When more than 10% of an organisation’s procurement is executed via manual, unstructured free-text descriptions rather than a standardised catalogue, the supply chain is fundamentally broken. Legacy enterprise systems are built to store records, not to govern the behavioural entry of data. As a result, identical pump seals, bearings, and valves are continually repurchased under slightly different part names or supplier codes, tying up millions in redundant working capital.
Trying to manage or audit these thousands of unmapped master records inside a standard ERP database is like trying to count ants in a pile. You have to kick the pile over just to see what you have, creating immediate operational chaos. Business data must be structurally cleansed and governed at the source before any advanced cloud analytics or automated replenishment tools can deliver value. And that’s only the beginning of the savings.
Modern heavy industry can no longer take on the bureaucratic and operational risks of traditional tech rollouts. Heavy enterprise implementations famously require months of manual configuration, heavy custom code debt, and millions in upfront capital before demonstrating a baseline return.

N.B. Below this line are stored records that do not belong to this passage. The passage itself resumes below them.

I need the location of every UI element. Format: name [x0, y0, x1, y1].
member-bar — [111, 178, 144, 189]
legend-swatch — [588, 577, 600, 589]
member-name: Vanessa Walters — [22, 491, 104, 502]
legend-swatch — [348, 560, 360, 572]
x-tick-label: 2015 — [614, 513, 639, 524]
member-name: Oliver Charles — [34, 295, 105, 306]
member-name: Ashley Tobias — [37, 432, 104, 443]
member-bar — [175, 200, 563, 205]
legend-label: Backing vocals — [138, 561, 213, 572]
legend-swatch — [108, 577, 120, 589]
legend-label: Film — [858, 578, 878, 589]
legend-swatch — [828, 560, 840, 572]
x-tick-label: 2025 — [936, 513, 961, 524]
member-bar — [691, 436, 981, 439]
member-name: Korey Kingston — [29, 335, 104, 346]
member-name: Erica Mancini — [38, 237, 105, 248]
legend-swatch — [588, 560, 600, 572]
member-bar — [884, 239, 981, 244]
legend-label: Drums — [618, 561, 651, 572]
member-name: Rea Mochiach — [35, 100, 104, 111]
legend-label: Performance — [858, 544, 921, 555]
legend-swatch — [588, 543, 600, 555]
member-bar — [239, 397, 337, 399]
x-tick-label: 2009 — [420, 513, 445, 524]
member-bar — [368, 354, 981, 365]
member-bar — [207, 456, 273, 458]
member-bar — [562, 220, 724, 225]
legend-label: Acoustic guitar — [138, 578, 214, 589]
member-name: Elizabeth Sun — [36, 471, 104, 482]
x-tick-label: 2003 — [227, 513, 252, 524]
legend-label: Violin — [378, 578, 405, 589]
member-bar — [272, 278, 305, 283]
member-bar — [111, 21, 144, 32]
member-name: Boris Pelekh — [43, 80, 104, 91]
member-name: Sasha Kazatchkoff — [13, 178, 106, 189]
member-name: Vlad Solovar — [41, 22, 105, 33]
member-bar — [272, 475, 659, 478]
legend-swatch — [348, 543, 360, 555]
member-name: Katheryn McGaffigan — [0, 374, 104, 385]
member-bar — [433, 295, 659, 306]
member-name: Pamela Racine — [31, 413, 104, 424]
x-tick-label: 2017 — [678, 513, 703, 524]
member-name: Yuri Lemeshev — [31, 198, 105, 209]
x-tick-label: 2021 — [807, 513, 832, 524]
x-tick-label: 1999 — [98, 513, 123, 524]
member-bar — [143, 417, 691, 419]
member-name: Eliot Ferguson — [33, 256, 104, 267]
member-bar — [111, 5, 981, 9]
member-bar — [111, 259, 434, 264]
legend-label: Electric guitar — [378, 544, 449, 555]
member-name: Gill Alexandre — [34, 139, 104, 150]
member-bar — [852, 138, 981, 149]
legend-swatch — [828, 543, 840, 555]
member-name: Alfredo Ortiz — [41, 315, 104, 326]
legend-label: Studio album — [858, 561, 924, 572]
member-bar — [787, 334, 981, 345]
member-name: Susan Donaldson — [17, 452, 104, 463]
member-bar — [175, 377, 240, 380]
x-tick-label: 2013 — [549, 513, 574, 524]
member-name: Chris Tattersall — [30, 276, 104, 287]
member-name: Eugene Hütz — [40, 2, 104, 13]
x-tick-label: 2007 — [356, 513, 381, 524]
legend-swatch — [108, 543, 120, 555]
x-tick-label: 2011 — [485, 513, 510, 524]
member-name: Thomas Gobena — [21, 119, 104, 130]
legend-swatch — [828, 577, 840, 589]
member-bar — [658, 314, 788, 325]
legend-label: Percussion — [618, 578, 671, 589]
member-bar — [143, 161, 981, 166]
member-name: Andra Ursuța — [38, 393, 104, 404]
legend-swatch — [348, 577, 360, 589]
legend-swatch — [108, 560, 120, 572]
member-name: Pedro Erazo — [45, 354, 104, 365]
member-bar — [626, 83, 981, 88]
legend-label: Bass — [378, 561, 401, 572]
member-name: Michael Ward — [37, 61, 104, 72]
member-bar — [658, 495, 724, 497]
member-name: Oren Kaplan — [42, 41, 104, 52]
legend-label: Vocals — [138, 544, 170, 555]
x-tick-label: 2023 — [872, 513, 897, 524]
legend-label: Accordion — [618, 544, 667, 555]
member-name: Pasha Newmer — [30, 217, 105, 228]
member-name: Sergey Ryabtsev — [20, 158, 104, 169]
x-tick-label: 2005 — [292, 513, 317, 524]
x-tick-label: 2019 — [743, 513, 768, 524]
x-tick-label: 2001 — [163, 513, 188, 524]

The market requires a modern, cloud-native approach to modularity. Technology vendors must begin providing low-risk entry points, such as fully functional enterprise pilots populated with the client’s own live data, delivered quickly. More importantly, these tactical, cloud-led tools should connect seamlessly to all systems of record via application programming interfaces (APIs). This approach keeps the central digital core clean, bypassing intrusive custom programming while delivering actionable insights and data-driven indexing almost immediately.

Moving from Reactive Firefighting to Strategic Visibility
True supply chain optimisation requires shifting maintenance teams from a state of constant context switching to data-verified confidence. When data standardisation and governance are strictly enforced, material duplicate records drop by more than 75%, and over half of all standard material replenishment exceptions disappear within weeks.
Real-world evidence across capital-intensive operations demonstrates that humanising data and refining inventory reorder points produces immediate cash-flow relief. In the energy sector, right-sizing safety stock and automating purchasing based on actual lead times has unlocked upwards of $5.4 million in localised capital. Similarly, global manufacturing operations have delivered millions in capital reductions simply by establishing strong data governance across a legacy inventory position.
When you strip away the administrative drudgery of hunting for mislabelled components or manually reconciling material records, you empower field teams to focus on strategic reliability. Planned maintenance is statistically safer and more efficient than reactive crisis management. Resolving the global surplus inventory crisis requires industrial organisations to step out of the 18-month implementation trap, eliminate off-catalogue spend, and demand agile, modular cloud tools that ensure digital systems reflect physical reality today.